SUSE releases enterprise Linux for all major ARM processors

SUSE Linux Enterprise Server has been around a while, but this is the first official release.

SUSE releases enterprise Linux for all major ARM processors
Thinkstock/SUSE

SUSE has released its enterprise Linux distribution, SUSE Linux Enterprise Server (SLES), for all major ARM server processors. It also announced the general availability of SUSE Manager Lifecycle.

SUSE is on par with the other major enterprise Linux distributions — Red Hat and Ubuntu — in the x86 space, but it has lagged in its ARM support. It’s not like SLES for ARM is only now coming to market for the first time, either. It has been available for several years, but on a limited basis.

"Previously, SUSE subscriptions for the ARM hardware platforms were only available to SUSE Partners due to the relative immaturity of the ARM server platform," Jay Kruemcke, a senior product manager at SUSE, wrote in a blog post announcing the availability.
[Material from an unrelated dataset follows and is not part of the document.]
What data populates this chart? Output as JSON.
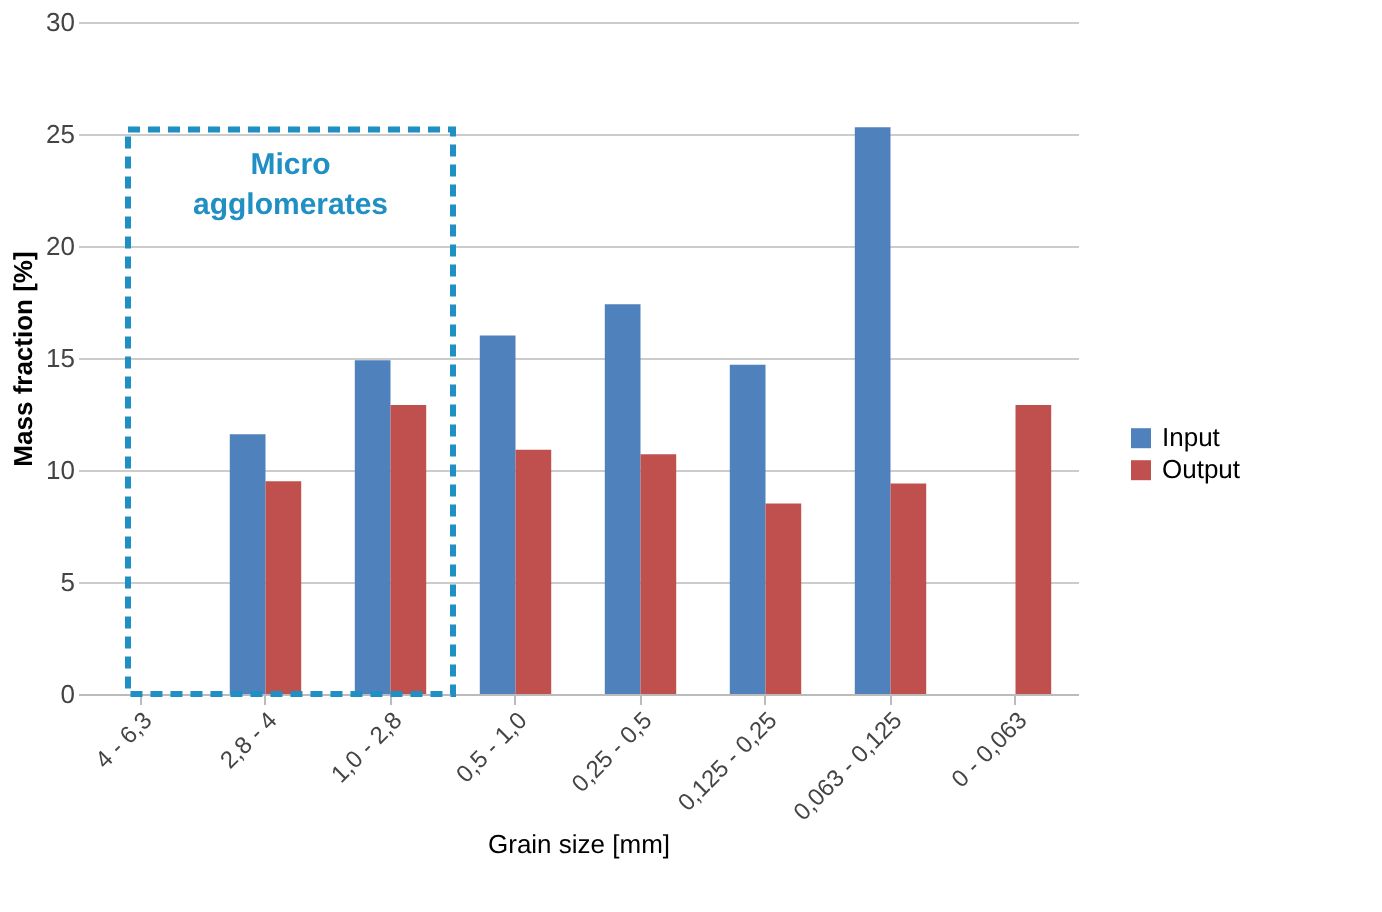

"Now that we have delivered four releases of SUSE Linux Enterprise Server for ARM and have customers running SUSE Linux on ARM servers as diverse as the tiny Raspberry Pi and the high-performance HPE Apollo 70 servers, we are now ready to sell subscriptions directly to customers," he added.

SLES is available for a variety of ARM server processors, including chips from Cavium, Broadcom, Marvell, NXP, Ampere, and… Qualcomm Centriq. Well, who can blame them for taking Qualcomm seriously?

sles15 arm enablement 1024x809 SUSE

Because it covers such a wide range of processors, the company has come up with a rather complex approach to pricing — and Kruemcke spent a lot of time on the subject. So much so he didn’t get into technical details. Kruemcke said the company is using a model that has “core-based pricing for lower-end ARM hardware and socket-based pricing for everything else."

Servers with fewer than 16 cores are priced based on the number of groups of four processor cores. Each group of four cores, up to 15 cores, requires a four-core group subscription that is stackable to a maximum four subscriptions. The number of cores is rounded up to the nearest group of four cores; therefore, a server with 10 cores would require three four-core group subscriptions.

Servers with 16 or more cores use the traditional 1-2 socket-based pricing.

Subscriptions for SUSE Linux Enterprise Server for Arm and SUSE Manager Lifecycle for ARM are now available directly to customers through the corporate price list or through the SUSE Shop.